Like other similar texts, Valerio describes the changes his physical body undergoes as he begins to inject testosterone--the disappearance of his extra fat, the coarsening texture of his hair, the changes in his skin. Interestingly, Valerio also describes the changes his bodily emotions undergo with the effects of testosterone. I say bodily emotions here because Valerio makes clear that it's not just about emotions disconnected from his body, but precisely the way in which his body, because of its changing chemistry, processes emotions differently than it once did, ultimately resulting in different physical manifestations of those emotions.

Specifically, he finds that testosterone has limited his ability to physically cry as he once did, and instead has increased his aggressiveness. When I first encountered these testimonials of his about how women are biologically predisposed to cry and men to fight, something in me tightened. My initial reaction was to get defensive and to wonder how a text that I thought would be so feminist could so blatantly reinforce traditional gender stereotypes. Then I remembered that there are grains of truth in most stereotypes, and that what was important was to not overcompensate by trying to make the argument that not all women cry at the drop of a hat, or that men can cry, but rather to respect and honor Valerio's experiences. In this way, The Testosterone Files, has been invaluable to me in challenging my understanding of myself as a feminist, gently helping me to grow further into the kind of feminism that inspired me from the beginning--one that not only prized difference, but saw our power coming from those very differences (thanks Audre Lorde!).

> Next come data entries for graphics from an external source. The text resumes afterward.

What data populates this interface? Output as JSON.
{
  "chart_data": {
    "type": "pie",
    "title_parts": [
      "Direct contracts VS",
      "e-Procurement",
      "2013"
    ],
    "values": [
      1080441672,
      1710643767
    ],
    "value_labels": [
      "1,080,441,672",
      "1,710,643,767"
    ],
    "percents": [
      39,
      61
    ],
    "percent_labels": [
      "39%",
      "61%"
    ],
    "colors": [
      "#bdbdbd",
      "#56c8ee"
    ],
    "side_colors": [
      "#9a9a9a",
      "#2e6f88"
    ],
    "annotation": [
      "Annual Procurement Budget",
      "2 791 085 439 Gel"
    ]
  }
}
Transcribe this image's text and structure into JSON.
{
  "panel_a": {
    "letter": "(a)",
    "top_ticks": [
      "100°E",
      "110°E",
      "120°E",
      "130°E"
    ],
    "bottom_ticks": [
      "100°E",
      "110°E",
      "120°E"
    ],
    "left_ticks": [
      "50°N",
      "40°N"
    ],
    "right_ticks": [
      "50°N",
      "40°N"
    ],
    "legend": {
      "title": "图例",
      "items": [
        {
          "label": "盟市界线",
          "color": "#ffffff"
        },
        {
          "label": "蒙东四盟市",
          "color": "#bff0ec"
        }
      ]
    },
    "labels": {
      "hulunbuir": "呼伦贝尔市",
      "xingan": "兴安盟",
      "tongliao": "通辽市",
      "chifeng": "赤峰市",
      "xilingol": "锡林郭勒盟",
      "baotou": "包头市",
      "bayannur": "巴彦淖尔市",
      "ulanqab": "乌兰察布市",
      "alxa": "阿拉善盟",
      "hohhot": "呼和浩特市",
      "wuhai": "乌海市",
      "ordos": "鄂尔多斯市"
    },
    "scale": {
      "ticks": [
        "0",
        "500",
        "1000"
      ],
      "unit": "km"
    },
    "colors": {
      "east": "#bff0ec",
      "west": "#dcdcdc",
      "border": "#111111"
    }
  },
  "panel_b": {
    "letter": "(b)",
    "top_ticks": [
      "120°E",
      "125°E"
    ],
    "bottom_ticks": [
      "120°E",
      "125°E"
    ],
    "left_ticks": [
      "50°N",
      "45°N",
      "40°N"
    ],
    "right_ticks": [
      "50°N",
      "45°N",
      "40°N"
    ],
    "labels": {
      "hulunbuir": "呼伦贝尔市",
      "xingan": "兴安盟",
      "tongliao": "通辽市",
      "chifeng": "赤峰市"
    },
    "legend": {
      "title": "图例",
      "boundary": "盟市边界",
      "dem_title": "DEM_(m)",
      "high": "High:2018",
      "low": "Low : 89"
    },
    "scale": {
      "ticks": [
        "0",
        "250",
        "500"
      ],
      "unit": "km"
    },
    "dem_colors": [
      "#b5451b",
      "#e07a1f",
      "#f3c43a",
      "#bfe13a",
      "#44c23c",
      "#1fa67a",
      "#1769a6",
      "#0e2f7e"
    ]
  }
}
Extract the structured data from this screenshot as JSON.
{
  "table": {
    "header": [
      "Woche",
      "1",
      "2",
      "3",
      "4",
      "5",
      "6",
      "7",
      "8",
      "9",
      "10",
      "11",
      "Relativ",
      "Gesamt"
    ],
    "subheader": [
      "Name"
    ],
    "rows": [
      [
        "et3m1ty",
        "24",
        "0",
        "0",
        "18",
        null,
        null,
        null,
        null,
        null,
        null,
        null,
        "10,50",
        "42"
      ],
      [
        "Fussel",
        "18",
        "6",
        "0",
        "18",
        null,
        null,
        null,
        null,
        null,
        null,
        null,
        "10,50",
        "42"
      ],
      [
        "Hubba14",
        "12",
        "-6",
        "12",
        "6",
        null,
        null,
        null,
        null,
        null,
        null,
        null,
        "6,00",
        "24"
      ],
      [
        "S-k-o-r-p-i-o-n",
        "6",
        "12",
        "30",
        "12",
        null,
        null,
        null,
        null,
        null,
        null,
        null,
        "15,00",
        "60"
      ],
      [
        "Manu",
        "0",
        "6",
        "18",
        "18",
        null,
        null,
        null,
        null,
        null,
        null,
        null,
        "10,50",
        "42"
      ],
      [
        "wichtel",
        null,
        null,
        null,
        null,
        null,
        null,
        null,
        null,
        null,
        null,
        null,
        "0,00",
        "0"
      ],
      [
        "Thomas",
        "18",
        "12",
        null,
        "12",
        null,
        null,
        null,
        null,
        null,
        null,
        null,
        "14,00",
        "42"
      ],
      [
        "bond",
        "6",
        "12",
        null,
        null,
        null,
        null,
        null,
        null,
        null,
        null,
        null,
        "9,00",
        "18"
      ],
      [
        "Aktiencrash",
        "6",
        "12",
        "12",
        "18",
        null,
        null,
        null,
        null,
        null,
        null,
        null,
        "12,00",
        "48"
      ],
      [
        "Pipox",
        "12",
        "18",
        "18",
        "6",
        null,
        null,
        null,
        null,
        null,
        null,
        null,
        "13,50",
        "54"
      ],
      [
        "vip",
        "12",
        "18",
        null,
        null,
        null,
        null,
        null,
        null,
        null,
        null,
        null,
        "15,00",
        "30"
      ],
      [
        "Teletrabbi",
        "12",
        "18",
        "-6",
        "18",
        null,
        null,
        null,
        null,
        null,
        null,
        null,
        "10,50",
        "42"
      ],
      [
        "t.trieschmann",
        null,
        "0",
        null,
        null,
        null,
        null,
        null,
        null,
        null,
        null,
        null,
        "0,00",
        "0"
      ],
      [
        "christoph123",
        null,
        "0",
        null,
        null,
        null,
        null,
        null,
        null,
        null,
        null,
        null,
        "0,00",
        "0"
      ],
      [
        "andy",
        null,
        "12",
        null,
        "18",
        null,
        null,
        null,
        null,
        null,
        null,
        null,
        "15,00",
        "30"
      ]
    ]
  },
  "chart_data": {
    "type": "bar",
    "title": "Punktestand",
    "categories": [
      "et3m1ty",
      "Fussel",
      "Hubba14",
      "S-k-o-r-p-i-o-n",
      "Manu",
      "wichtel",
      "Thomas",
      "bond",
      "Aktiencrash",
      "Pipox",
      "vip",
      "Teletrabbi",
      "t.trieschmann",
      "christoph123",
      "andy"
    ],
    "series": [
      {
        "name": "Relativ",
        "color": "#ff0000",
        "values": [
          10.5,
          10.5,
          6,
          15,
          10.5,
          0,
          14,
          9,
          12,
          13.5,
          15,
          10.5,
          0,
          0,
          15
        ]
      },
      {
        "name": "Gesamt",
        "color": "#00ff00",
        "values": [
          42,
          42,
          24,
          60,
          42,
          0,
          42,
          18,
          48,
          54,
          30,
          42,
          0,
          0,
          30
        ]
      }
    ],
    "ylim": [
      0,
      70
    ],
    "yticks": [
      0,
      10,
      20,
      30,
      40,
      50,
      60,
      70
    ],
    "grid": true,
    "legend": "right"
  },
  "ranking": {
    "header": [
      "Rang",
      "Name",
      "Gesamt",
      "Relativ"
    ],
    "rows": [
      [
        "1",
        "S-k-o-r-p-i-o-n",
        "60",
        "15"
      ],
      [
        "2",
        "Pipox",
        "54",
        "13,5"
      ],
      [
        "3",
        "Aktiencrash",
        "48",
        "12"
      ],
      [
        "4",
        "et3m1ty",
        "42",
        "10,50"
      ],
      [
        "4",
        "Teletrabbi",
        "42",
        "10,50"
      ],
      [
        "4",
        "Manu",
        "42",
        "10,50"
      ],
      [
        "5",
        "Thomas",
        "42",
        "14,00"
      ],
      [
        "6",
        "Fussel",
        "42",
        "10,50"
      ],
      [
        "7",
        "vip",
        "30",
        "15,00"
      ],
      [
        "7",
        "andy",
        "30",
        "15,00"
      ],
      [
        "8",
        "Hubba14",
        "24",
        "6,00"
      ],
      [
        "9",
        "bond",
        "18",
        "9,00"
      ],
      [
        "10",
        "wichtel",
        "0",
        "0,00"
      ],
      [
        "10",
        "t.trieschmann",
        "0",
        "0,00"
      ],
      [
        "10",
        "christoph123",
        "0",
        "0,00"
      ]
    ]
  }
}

As I said earlier, however, despite the ways in which The Testosterone Files added to my knowledge and understanding of another man's transformation, I was disappointed that race wasn't a more central issue throughout the text. There are moments when Valerio writes about his Native heritage, about his mother and being on the reserve, about passing as white at some times, and Latino at others, but these are but moments, and conversations about race don't seem to be sustained throughout.

In the end, I feel like the book Valerio wanted to write about was about testosterone above all else. In that respects, he succeeded. The book I wanted Valerio to have written was about negotiating racial and feminist consciousness and politics in a context of FTM transition. I recognize that my disappointments in The Testosterone Files are not Valerio's failings, but rather signs of my own longings.